Sometimes Big D and I have really thoughtful, interesting conversations – usually when we are driving somewhere or all of the kids are at their jobs (as of this moment 100% of my children are employed … sssshhhh …. don’t tell anybody, because once they realize it one of them will have to quit just because they are my children). The other night D and I had a really strange/great/life-changing conversation about the choices that people make.
Between the two of us, we know a few politicians (oh the irony there!) and we were talking about how some people (and politicians) honestly believe that poor people choose to be poor and that if they just tried harder then they too could have lots of money. I mentioned to D about how when I was working as a social worker (in what feels like another lifetime – BEFORE the bat shit crazy years), we would go over a monthly budget with each of our clients and try to help them find ways to either make more money or spend less. At least once a week there would be a client who told me that they smoked a pack of cigarettes a day and had a $100 per month cable bill. So even back then they were spending around $150 a month on cigarettes and another $100 on the woop-te-doo cable package with all of the premium channels, while trying to justify those expenses and claiming they HAD to spend that money. They just couldn’t understand that spending that money was a choice and that if they spent that money each month on debt or their bills then they would be less stressed.
… and then it hit me
Social worker Gina virtually slapped the shit out of modern day Gina and I had a light bulb moment. I’m making similar choices.
I choose to be overweight every time I eat something unhealthy and in large quantities.
I choose to be lazy every time I sit my butt on the couch for hours on end instead of exercising.
I choose to be in debt when I spend money on things I don’t need instead of paying that money on a credit card.

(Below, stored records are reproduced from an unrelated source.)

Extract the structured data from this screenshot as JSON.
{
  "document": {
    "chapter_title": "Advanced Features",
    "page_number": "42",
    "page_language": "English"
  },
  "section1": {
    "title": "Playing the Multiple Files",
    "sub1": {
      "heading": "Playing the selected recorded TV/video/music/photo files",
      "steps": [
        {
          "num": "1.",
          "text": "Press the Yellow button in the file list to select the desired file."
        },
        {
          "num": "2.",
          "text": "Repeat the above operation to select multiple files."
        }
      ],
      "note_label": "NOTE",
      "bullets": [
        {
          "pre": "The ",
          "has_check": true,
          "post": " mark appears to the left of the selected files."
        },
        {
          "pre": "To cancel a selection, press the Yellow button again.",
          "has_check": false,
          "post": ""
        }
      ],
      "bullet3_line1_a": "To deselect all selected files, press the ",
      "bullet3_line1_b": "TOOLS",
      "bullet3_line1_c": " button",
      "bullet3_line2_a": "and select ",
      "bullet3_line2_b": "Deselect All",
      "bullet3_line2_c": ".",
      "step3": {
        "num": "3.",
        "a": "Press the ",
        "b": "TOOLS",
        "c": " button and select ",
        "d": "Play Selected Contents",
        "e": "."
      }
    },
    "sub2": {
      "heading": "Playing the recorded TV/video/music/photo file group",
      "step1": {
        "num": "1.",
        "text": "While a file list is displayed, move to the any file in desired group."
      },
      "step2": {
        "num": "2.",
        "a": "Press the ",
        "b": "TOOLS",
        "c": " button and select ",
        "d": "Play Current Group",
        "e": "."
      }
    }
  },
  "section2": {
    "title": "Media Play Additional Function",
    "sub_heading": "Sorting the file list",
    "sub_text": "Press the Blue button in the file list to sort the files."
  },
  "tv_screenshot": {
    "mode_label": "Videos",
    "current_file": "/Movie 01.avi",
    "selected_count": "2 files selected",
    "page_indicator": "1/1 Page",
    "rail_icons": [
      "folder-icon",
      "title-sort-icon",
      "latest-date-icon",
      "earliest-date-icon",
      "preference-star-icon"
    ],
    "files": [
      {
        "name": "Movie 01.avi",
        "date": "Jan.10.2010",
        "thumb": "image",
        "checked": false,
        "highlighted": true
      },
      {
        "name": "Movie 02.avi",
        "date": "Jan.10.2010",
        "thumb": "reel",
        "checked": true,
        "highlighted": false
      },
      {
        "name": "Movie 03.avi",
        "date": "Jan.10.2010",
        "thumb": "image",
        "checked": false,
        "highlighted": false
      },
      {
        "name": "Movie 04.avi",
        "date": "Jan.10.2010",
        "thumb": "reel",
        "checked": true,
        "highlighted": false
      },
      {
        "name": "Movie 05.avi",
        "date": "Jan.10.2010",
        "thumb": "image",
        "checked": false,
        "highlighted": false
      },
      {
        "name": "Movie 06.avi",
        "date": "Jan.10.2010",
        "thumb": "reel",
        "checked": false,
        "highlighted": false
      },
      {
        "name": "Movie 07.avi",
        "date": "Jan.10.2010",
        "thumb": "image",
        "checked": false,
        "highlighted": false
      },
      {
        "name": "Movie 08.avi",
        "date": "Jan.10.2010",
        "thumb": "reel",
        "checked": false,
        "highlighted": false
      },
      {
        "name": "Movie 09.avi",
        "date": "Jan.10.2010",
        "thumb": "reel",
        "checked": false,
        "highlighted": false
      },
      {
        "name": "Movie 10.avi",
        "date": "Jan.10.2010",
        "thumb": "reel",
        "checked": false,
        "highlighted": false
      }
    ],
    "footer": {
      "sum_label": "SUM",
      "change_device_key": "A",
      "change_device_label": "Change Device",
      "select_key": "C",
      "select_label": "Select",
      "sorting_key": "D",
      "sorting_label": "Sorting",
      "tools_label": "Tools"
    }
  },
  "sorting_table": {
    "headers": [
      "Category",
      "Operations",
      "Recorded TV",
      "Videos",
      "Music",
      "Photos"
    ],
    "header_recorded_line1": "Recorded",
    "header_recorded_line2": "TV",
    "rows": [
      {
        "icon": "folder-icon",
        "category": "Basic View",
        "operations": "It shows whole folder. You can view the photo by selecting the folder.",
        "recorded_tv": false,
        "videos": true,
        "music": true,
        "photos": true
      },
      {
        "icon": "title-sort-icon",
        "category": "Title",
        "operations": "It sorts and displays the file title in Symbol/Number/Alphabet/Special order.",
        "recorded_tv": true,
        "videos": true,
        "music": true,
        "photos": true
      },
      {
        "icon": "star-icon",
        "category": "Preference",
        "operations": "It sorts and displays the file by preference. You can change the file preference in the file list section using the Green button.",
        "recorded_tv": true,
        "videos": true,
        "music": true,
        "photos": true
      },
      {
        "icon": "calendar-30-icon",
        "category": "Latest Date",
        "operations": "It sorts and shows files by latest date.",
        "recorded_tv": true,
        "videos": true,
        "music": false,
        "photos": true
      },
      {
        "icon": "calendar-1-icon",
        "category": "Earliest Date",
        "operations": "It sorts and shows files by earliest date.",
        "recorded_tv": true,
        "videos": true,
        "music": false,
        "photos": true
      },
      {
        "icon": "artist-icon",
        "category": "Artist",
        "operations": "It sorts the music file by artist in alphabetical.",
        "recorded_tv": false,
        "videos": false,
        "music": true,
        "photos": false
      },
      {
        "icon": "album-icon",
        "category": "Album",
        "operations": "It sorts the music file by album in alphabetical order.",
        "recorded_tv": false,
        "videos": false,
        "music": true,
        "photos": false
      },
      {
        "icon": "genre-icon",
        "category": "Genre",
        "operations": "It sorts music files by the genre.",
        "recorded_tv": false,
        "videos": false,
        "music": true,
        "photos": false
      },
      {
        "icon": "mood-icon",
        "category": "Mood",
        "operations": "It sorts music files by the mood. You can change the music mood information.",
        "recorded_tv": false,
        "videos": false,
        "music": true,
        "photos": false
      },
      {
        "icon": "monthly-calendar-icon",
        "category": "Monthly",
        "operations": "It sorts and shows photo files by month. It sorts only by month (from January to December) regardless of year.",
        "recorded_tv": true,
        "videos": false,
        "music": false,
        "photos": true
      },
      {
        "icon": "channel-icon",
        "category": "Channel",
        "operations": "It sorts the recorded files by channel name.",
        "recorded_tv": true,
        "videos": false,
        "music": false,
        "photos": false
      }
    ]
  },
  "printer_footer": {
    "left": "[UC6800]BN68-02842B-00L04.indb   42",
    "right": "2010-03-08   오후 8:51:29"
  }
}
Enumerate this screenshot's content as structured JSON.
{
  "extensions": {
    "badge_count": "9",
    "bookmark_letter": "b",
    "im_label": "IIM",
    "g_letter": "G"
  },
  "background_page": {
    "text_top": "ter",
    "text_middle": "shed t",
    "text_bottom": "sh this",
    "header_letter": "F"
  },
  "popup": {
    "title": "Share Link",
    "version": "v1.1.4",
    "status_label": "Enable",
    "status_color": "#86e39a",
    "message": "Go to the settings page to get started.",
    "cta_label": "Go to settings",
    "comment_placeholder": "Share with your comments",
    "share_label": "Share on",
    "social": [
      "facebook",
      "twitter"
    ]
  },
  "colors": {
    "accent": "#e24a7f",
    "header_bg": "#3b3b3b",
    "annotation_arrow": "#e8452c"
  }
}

I choose to be stressed when I go places on the weekends (to spend money on food I shouldn’t be eating and buying things I don’t need) just to entertain myself, instead of staying home and resting.
So for the past week or so, I’ve been making better choices and talking to myself more (I swear I’m not crazy … NOW!). The other night when I picked up the potato chips, I actually said “Gina … you are choosing to be fat!” and I put them back down.